[dropcap custom_class=”normal”]Owusu-Ankomah is a Ghanaian contemporary artists popularly known for his use of Adinkra symbol in his artworks. His work deals with identity and body, with the use of Adinkra symbols which has numerous motifs. Owusu-Ankomah re-interpreted their sybolischen content in an art context, where many of the original content remains. [/dropcap]
Owusu-Ankomah attended Ghanatta College in Accra where he studied Fine Arts. His paintings on canvas describes an alternate world. These paintings which have evolved over time reflects on Owusu-Ankomah’s personal journey of spiritual discovery. In his early days, he focused more on ancient traditions of African rock-painting and masquerade, before his figures shed their masks and body paintings to become unashamedly visible. He currently lives and work in Bremen, Germany.

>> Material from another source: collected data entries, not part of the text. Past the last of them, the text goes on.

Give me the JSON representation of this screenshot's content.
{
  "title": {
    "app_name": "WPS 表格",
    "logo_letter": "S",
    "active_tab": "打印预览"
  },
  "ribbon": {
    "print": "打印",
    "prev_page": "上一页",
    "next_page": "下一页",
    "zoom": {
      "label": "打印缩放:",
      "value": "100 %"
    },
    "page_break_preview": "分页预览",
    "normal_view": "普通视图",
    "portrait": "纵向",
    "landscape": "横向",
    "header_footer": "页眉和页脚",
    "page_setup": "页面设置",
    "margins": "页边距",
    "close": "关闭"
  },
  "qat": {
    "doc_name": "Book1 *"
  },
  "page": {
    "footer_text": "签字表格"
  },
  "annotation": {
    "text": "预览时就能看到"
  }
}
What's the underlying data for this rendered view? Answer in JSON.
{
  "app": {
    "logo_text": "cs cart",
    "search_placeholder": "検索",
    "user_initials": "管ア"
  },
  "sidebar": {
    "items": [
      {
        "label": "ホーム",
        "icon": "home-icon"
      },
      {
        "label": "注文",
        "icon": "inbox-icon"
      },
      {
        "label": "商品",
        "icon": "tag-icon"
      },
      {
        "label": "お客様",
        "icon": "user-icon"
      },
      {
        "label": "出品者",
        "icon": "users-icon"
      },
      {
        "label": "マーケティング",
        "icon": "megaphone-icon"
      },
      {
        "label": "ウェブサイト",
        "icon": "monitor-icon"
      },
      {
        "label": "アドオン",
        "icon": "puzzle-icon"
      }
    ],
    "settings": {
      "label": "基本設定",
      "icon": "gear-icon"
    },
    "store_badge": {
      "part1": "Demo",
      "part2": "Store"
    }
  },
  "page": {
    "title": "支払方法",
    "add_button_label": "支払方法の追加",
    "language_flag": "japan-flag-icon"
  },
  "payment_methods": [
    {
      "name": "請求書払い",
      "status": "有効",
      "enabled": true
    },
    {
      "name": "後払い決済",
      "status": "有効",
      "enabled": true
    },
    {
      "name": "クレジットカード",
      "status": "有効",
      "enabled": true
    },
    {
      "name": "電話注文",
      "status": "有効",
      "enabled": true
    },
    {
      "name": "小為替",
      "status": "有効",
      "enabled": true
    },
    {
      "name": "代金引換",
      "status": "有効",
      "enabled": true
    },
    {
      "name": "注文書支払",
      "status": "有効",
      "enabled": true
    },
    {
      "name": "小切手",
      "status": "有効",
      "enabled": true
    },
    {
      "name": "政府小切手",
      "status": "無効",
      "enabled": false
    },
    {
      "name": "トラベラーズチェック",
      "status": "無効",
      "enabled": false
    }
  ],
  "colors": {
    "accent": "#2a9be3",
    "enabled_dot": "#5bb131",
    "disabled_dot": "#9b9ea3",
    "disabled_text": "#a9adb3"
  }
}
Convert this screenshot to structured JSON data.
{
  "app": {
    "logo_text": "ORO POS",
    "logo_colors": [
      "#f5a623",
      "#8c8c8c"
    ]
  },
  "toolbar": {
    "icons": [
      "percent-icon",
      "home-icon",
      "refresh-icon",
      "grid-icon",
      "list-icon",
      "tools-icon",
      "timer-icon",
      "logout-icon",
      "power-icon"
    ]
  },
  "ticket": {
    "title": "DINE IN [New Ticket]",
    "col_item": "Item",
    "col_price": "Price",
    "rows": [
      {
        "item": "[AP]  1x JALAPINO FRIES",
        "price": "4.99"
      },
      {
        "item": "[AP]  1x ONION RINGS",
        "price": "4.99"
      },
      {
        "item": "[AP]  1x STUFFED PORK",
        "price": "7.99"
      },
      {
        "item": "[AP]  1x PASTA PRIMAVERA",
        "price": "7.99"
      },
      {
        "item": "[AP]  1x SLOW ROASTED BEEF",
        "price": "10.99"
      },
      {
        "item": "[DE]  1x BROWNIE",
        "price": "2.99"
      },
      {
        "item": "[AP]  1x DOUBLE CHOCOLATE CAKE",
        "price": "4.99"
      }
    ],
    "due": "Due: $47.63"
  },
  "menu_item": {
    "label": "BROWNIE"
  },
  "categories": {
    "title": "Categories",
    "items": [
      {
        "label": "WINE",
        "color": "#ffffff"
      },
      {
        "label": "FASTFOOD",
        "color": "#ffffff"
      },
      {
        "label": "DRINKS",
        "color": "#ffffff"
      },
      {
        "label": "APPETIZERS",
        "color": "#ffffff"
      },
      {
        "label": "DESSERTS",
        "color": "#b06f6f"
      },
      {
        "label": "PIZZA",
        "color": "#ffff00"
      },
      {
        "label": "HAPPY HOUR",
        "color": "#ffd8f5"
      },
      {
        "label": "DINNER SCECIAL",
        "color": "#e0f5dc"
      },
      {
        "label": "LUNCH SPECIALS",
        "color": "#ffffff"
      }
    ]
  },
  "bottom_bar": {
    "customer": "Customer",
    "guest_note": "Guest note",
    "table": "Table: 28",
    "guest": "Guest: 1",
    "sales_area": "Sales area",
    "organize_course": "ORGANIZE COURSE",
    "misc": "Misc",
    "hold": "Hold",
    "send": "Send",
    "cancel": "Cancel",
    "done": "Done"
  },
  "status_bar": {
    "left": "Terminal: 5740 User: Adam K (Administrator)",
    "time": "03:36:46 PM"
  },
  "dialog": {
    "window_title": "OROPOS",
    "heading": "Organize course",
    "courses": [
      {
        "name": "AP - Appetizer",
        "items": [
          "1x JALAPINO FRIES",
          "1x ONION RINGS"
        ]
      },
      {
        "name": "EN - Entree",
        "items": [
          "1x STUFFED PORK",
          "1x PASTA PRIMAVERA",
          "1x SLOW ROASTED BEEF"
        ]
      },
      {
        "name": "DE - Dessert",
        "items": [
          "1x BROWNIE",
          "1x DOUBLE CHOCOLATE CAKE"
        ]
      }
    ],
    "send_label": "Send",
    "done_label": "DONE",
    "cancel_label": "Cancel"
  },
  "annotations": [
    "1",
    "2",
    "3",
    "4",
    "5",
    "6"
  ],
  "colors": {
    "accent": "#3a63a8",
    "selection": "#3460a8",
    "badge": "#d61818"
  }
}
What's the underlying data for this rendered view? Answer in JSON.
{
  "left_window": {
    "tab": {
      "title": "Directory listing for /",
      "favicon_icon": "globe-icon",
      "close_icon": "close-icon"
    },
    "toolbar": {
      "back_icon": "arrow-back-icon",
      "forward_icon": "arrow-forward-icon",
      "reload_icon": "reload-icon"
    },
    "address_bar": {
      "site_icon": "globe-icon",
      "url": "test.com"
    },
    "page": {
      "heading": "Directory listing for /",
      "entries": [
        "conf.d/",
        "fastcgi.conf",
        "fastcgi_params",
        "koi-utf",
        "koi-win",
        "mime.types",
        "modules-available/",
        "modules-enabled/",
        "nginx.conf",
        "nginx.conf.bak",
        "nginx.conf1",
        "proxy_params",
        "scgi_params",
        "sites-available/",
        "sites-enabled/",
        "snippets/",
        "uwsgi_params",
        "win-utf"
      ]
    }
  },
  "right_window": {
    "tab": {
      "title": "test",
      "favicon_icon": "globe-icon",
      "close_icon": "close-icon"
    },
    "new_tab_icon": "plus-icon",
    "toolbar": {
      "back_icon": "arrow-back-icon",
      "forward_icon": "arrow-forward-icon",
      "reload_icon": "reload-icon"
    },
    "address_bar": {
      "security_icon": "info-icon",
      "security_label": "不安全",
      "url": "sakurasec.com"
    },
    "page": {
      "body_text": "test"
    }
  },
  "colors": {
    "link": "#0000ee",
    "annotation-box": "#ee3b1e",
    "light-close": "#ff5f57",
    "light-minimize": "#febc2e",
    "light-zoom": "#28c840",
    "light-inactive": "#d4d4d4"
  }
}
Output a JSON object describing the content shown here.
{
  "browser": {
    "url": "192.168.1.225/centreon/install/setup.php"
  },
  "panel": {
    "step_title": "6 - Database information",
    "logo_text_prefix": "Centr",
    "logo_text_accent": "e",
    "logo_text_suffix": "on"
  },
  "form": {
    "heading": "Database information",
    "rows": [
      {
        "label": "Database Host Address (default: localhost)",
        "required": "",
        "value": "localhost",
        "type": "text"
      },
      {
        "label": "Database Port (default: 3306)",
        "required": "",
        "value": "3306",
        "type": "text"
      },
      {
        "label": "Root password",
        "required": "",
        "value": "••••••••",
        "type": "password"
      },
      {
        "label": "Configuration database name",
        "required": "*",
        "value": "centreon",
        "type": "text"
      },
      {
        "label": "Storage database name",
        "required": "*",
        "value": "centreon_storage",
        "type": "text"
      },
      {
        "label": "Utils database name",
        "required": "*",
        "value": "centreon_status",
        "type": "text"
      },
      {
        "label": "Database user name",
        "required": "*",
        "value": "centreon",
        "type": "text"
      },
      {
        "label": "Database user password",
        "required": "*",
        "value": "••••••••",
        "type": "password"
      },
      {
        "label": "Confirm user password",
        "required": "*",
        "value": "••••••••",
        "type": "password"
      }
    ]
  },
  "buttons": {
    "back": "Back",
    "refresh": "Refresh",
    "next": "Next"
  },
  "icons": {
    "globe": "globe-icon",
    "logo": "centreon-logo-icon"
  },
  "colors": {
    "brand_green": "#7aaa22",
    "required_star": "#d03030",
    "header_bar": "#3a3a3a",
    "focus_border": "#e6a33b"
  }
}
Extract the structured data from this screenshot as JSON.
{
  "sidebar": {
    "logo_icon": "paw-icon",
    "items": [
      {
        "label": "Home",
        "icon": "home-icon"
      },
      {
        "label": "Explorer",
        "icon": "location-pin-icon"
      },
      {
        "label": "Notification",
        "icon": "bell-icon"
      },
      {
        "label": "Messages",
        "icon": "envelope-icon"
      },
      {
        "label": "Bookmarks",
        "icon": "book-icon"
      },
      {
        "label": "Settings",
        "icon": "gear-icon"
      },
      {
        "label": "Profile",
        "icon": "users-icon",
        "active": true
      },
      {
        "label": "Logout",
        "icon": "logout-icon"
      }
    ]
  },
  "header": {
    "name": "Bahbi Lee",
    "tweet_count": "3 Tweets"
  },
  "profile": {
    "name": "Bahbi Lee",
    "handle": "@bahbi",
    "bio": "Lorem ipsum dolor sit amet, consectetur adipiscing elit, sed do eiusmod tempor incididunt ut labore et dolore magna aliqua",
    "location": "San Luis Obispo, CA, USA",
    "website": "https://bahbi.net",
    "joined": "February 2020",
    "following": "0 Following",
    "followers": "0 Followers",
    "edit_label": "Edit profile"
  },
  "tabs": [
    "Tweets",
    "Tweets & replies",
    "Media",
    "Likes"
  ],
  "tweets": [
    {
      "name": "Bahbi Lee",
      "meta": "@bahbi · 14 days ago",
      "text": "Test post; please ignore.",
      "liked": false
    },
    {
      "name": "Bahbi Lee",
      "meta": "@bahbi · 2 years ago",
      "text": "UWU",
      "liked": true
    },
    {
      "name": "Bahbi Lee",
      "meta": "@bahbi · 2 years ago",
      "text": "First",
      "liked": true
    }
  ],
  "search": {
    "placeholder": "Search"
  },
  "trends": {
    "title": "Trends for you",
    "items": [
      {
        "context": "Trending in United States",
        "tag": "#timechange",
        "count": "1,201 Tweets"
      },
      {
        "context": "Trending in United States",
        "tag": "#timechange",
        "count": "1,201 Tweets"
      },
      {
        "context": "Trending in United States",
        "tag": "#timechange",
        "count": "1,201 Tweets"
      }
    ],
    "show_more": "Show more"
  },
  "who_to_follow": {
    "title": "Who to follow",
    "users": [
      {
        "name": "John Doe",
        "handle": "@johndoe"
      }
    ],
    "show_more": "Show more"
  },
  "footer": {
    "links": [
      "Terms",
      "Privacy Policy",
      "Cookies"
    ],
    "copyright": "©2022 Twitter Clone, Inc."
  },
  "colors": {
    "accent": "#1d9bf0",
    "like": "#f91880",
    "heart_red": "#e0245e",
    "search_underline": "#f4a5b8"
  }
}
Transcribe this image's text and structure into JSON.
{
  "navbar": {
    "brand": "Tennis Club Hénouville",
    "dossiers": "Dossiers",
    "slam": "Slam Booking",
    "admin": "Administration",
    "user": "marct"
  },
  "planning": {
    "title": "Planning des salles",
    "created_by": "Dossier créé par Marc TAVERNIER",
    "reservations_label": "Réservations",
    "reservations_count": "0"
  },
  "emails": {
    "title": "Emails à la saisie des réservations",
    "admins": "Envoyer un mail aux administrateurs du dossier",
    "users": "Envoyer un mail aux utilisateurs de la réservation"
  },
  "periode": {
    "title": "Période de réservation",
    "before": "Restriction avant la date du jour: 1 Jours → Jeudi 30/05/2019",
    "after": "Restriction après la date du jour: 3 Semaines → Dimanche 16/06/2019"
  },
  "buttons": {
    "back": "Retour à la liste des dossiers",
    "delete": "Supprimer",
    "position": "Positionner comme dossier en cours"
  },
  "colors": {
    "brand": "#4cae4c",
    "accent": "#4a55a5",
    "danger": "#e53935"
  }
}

Place of Birth: Sekondi, Ghana
Date of Birth: 1956.
Owusu-Ankomah fuses ancient traditions of secret knowledge with modern speculations about the mysterious nature of reality derived from modern theoretical physics, which predict the parallel coexistence of multi-dimensional universes within a single ‘multiverse.’ To illustrate quite how mysterious such hidden knowledge can become, Owusu-Ankomah points to the existence of information amongst the Dogon people of Mali whose traditional veneration of the dog-star Sirius (the brightest star in the sky at night) includes awareness of a small dense companion – a dwarf binary star in modern astronomical terms. The existence of Sirus B, a hot and highly dense companion star, was only confirmed by modern astronomers using a large 18” telescope in 1862. Today, the question remains as to how an African group without the aid of advanced technologies could have known of their sacred star’s dwarf companion since it always has been, and still remains, completely invisible to the naked, human eye.
These and other ‘mysteries’ are embedded in the symbolic web of messages – both secret and exoteric – which beguile the inhabitants of these marvelously painted worlds. These icons and glyphs contain, for those who strive to decipher their hidden meanings further, Owusu-Ankomah’s musings on the wonders of this mysterious world replete with secret signs.
His current work is concerned with the scientific, technological, metaphysical and spiritual issues, with the evolutionary development of the human being, the non-definite place of the soul and its everlasting change. He firmly believes in a past civilization, older than the Egyptian, who was inducted into a sacred geometry, which he uses in his work. In his later works he used for. B. crop circle symbols to show that we are not alone in the universe that we have visited and still are. Lived between 2004 and 2008 and he cultivated the lifestyle of a hermit – reflecting, meditating and searchingly. So he discovered the ultimate symbol, the symbol of the symbols associated with the philosophy that he calls Microcron.